Brad Teese is one of those blokes who, if you look at everything he’s involved in, you can’t help but wonder how on earth it all happened. It’s Brad’s general “up for anything” attitude that helped him find a path early on in life, and go on to tar down and upkeep umpteen different paths off that original. And he loves it.
“At the end of the day, if you keep yourself open to different people and different opportunities you make a whole lot of your own luck - not just for you but for the people around you too. That’s how I like to look at it,” Brad says.
It all started for Brad growing up on a dairy farm in Veresdale, Queensland. Brad’s a fourth generation farmer, and he says his father probably could not have loved his animals more.
“I mean, you tell me, right,” he laughs. “Dad got up at midnight every night in his jammies and gumboots to go check on his cows before he had to get up a couple of hours later to start milking. Now, I left home when I was 18, and my sister when she was 21. I’m pretty certain he never once got up for us!”
Before leaving home, Brad left school at 15 and started work with a fencing contractor as well as helping his father on the dairy. It was during this time that Brad discovered he was pretty good with machinery, and he also enjoyed getting out and about, meeting different people and learning about life beyond the farm.
Over time this approach led him into grain carting, which then led to buying his own truck as well as trying his hand at some grain trading; leasing irrigation and cultivation; buying a service station; and getting involved in share farming down in Moree, New South Wales.
Through all of this, the dairy farm was his main concern but as the dairy industry started to shrink, the family realised they had to diversify their key business.
“We also had the trucking business, and dairying and transport are probably the two hardest industries to be in.

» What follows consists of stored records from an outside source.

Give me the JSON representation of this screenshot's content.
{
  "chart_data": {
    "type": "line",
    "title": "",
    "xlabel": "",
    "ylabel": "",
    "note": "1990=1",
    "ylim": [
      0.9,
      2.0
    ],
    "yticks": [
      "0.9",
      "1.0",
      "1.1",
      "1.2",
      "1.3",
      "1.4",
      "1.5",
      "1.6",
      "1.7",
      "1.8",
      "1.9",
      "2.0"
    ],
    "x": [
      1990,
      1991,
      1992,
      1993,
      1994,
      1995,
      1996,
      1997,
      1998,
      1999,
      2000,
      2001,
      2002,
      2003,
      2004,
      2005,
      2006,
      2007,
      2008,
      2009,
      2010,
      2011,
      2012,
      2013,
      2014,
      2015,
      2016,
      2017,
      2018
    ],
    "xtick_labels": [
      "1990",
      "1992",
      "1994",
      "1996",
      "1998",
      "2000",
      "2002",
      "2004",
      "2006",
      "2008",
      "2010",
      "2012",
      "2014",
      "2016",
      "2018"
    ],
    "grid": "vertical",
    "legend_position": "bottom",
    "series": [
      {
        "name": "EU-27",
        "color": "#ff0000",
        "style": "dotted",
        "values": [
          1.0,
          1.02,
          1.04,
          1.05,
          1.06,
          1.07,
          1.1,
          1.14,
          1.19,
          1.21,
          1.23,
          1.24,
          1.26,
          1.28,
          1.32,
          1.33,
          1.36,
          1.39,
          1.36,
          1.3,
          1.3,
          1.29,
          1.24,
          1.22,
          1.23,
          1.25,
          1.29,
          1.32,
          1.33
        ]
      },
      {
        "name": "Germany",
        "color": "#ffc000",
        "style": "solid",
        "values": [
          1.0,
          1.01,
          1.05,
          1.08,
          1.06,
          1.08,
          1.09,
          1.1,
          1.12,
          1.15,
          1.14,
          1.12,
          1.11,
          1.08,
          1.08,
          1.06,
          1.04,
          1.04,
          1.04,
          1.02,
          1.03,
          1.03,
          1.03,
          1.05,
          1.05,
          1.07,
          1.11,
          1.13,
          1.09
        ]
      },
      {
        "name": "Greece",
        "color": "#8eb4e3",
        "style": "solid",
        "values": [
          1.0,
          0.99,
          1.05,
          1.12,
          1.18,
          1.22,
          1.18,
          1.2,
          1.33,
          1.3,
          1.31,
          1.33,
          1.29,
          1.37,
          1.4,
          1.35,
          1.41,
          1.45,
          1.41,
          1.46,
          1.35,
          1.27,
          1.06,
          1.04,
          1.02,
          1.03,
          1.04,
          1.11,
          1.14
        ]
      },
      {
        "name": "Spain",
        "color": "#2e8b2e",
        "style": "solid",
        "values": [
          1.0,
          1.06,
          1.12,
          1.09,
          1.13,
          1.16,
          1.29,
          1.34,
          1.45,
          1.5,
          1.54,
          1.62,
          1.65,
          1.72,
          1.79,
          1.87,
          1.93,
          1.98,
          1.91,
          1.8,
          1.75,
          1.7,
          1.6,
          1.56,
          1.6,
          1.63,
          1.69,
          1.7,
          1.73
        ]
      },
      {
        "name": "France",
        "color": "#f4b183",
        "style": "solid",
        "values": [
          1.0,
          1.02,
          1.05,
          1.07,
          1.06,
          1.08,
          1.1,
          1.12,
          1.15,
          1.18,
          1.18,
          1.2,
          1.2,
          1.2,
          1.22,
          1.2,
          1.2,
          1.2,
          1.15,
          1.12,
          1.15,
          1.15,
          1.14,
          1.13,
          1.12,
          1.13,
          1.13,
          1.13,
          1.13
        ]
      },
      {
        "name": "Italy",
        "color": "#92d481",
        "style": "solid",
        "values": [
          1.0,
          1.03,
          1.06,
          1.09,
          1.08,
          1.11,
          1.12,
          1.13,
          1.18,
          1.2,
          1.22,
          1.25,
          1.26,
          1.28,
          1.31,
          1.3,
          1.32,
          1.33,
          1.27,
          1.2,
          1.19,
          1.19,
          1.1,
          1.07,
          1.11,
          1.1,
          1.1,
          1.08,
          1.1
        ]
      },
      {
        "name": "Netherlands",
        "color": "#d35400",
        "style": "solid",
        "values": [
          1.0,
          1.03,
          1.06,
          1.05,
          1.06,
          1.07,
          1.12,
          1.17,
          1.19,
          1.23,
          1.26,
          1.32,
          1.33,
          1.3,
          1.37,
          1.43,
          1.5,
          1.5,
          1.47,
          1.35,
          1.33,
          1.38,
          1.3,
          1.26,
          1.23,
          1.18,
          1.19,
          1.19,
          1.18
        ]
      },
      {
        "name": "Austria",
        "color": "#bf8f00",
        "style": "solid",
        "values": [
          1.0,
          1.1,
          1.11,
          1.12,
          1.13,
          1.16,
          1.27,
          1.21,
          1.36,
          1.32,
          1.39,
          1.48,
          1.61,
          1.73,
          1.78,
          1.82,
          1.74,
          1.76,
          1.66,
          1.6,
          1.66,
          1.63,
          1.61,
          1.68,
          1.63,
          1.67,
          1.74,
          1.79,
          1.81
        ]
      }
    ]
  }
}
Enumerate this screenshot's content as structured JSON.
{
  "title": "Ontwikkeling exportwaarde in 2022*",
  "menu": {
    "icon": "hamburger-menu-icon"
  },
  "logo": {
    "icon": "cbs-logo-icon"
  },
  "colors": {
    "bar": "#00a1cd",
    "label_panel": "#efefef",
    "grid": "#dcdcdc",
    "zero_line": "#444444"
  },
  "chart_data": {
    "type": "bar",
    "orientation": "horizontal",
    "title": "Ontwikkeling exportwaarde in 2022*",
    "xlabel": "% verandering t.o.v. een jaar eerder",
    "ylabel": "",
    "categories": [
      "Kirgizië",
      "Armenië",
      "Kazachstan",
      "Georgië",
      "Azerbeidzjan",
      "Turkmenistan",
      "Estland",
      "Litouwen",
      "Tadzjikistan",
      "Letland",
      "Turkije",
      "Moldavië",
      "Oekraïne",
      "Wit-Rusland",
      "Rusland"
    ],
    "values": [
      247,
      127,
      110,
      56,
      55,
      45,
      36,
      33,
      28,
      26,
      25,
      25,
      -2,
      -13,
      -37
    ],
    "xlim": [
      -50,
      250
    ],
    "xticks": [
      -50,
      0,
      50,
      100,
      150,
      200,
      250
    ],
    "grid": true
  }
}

“In January 2000 there were 1,545 dairy farms in Queensland and there’s now 270. Every 5.4 days another dairy shuts down, because you never get to a point where you’d ever be able to make a return. When you consider that in Queensland alone we consume 600 million litres of milk, and the average farm only produces 1 million litres, there’s a fair bit of gap there. Most of that now comes from Victoria.”
The family banded together and set up Teese Feeds in Beaudesert, a small stockfeed company that mainly services the equine and cattle feed markets.
Brad says he’s always been concerned with animal nutrition, primarily borne out of his own needs on the dairy farm but, he says, that concern meant that it can now flow on to benefit his customers.
“The feed always achieves what it’s supposed to. People can see what a difference a good feed and a good premix makes. And for us, it’s always nice when a customer tells you that they can see a change in the coat or in performance.”
There’s more business initiatives on the horizon, but Brad’s staying mum about those for the time-being. He does offer this little morsel of advice, however.
“If you love what you do, you’ll never work a day in your life.”